Yener Çalışkan açıklamasında, “Türkiye Maden İş Sendikası tarafından alınan ve Ankara, Balıkesir, Eskişehir ile Kütahya’yı kapsayan insanca yaşayabilecek bir ücret için aldıkları grev kararı, Cumhurbaşkanı ve AKP Genel Başkanı Recep Tayyip Erdoğan tarafından, ‘milli güvenliği bozucu nitelikte’ olduğu gerekçesiyle 60 gün süreyle erteleme adı altında yasaklanarak, grev hakkı gasp edildi” ifadelerini kullandı.
AKP iktidarının 23 yıldır emekçilerin en temel anayasal hakkı olan grevli toplu sözleşme hakkını sistematik şekilde yok saydığını dile getiren Çalışkan, “Milli güvenlik adı altında grevleri ertelemek veya yasaklamak, anayasanın 54. maddesini hiçe saymak, emekçilerin haklarını sermaye çıkarlarına feda etmektir” dedi.
Bugüne kadar 21 grevin “milli güvenlik”, “ekonomik ve finansal istikrar” gibi gerekçelerle yasaklandığını aktaran Çalışkan, grev yapabilen işçi sayısının 100 bini dahi bulmadığını söyledi. Çalışkan, iktidarın grev hakkını sadece göstermelik veya etkili olamayacak işkollarında kullanılabilecek bir hak olarak gördüğünü belirterek, “Bu tablo, Türkiye’de grev hakkının fiilen yok edildiğinin en acı kanıtıdır” dedi.
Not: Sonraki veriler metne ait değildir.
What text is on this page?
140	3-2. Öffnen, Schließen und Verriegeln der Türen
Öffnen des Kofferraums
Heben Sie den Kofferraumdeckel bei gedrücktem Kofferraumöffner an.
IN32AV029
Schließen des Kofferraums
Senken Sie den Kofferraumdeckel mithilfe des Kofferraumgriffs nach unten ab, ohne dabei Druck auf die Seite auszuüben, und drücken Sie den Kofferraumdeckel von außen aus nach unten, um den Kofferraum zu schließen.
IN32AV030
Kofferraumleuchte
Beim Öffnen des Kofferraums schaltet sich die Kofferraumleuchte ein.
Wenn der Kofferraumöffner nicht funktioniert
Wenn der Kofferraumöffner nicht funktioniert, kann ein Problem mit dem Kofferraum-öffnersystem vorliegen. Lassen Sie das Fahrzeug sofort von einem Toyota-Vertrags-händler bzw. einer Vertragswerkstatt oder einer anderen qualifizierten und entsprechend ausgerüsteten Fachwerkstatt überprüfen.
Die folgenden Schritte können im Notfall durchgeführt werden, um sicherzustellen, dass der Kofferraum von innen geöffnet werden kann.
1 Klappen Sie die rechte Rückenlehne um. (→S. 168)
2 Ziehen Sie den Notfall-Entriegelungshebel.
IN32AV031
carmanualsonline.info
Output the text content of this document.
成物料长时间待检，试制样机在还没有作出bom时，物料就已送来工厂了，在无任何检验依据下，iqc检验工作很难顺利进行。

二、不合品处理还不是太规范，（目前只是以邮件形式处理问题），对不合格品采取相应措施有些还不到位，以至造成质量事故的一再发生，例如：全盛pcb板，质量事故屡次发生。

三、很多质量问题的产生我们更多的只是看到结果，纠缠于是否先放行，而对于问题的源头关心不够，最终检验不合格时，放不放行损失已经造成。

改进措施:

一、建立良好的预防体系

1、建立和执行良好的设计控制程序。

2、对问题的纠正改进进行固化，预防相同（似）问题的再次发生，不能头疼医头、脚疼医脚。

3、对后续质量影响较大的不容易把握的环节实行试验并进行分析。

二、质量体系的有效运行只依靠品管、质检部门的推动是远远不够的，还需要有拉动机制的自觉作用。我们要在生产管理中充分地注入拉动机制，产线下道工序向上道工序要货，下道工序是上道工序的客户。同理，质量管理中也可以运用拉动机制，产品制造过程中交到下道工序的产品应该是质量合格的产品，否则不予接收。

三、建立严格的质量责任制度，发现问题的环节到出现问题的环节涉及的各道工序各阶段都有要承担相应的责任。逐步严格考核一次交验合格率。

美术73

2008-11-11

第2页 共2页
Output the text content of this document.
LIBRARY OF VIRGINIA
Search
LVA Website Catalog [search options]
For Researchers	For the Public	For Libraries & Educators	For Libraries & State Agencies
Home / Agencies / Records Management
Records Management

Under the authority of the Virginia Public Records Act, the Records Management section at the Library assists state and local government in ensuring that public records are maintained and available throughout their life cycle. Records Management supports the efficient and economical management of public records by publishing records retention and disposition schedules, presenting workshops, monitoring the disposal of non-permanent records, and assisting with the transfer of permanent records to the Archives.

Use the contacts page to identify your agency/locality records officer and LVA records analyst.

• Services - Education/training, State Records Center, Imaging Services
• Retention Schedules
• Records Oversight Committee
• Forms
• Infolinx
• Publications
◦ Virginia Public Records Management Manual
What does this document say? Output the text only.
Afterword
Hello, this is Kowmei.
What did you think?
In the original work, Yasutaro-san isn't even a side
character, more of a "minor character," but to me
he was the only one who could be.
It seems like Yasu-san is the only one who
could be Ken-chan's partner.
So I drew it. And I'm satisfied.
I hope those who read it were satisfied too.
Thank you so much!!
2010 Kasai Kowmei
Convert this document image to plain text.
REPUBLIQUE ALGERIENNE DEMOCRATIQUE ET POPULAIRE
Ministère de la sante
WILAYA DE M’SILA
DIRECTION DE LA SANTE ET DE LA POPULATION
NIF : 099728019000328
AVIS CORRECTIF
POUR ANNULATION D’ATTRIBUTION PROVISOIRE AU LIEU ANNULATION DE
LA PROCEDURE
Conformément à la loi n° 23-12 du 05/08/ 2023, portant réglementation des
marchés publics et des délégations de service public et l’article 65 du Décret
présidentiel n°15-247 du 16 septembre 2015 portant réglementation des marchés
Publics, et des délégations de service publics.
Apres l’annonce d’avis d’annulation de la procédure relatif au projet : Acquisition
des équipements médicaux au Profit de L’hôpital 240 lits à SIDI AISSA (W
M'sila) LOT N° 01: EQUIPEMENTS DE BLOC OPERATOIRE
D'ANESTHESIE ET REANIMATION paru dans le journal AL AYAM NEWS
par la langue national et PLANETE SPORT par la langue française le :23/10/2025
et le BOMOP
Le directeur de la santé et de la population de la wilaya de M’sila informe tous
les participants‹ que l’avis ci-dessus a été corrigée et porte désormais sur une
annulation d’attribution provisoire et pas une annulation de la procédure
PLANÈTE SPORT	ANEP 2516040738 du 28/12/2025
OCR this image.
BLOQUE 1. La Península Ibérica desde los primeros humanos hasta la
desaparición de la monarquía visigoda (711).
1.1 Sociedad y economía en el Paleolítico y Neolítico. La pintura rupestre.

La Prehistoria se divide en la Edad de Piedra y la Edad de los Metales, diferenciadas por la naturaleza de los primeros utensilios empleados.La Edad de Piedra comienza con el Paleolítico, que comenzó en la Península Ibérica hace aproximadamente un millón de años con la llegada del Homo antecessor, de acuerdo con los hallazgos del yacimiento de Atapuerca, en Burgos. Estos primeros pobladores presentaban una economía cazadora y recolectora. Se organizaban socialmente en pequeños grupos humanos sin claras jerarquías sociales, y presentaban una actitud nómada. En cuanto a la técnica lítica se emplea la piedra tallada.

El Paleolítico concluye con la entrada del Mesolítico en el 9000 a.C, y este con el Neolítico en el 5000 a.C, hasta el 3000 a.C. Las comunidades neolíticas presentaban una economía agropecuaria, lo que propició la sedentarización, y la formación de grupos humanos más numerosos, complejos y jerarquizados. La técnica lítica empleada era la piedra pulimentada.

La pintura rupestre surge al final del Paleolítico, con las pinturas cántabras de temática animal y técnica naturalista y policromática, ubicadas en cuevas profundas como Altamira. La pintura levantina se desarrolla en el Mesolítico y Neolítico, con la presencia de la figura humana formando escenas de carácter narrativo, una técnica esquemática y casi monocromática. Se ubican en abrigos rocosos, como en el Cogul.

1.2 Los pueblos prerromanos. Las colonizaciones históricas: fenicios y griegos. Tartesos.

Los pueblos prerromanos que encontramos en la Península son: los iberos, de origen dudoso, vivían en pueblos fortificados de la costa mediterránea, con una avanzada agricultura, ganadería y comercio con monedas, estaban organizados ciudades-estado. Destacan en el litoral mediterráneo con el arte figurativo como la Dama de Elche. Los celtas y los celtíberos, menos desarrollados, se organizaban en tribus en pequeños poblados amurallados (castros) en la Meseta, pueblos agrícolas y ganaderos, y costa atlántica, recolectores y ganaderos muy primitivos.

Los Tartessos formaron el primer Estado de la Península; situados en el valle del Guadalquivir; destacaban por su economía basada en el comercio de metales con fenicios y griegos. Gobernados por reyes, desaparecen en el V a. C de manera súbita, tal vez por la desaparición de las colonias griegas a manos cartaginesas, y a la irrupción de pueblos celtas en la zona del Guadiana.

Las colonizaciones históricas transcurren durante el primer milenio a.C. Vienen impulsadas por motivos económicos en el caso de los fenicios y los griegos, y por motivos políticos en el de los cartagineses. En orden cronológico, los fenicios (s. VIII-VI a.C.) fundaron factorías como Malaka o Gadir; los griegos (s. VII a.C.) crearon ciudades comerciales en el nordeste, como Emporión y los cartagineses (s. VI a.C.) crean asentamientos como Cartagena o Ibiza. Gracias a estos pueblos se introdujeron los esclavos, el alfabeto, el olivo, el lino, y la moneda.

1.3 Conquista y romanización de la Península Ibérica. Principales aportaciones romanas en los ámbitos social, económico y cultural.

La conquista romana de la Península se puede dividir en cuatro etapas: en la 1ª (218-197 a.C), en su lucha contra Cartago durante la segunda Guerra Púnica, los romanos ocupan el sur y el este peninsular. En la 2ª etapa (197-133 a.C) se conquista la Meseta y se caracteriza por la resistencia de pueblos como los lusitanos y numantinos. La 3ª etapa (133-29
Anayasa Mahkemesi kararlarına da atıfta bulunan Çalışkan, milli güvenlik gerekçesiyle yapılan ertelemenin grev hakkının özüne dokunmasının hukuka aykırı olduğunu, bu müdahalenin toplu iş sözleşmesi hakkının özüne dokunduğunu söyledi. “Grev hakkı, Cumhurbaşkanı’nın iki dudağı arasında sıkıştırılamaz, bir ‘lütuf’ değil, anayasal bir haktır!” diye konuştu.
Açıklamasında, AKP iktidarının emekçilerin haklarını gasp ederken, sermaye sınıfına yönelik vergi affı, borç silme ve hazine garantili kâr transferleri gibi uygulamalardan geri durmadığını ifade eden Çalışkan, “Asıl milli güvenlik tehdidi, emekçilerin grev hakkı değil; kamu kaynaklarının yağması, yoksulluğun derinleşmesi, doğa ve yaşam alanlarımızın talanı ve adaletsizliğin tırmanışıdır” dedi.
Kamu emekçileri olarak grevli toplu sözleşme hakkı için yıllardır mücadele ettiklerini hatırlatan Çalışkan, Türkiye Maden İş Sendikası’nın Ankara, Balıkesir, Eskişehir ve Kütahya’daki grevinin yasaklanmasını kınadıklarını belirterek, “Bu yasak, sadece maden işçilerine değil, tüm emekçilere ve haklarına yönelik bir saldırıdır” dedi.
Kamu emekçileri olarak işçilerin insanca yaşayacak ücret taleplerinde tüm fiili ve meşru mücadelelerinde yanlarında olacaklarını ve dayanışma içinde hareket edeceklerini vurgulayan Çalışkan, “Tüm emekçileri, sendikaları, demokratik kitle örgütlerini bu haksız yasaklara karşı ortak mücadeleye davet ediyoruz. Grev hakkını savunmak, hepimizin ortak görevidir” diye konuştu.
Açıklama, “Birleşe birleşe kazanacağız. Yaşasın sınıf dayanışması. Toplu sözleşme hakkımız, grev silahımız” sloganlarıyla sona erdi.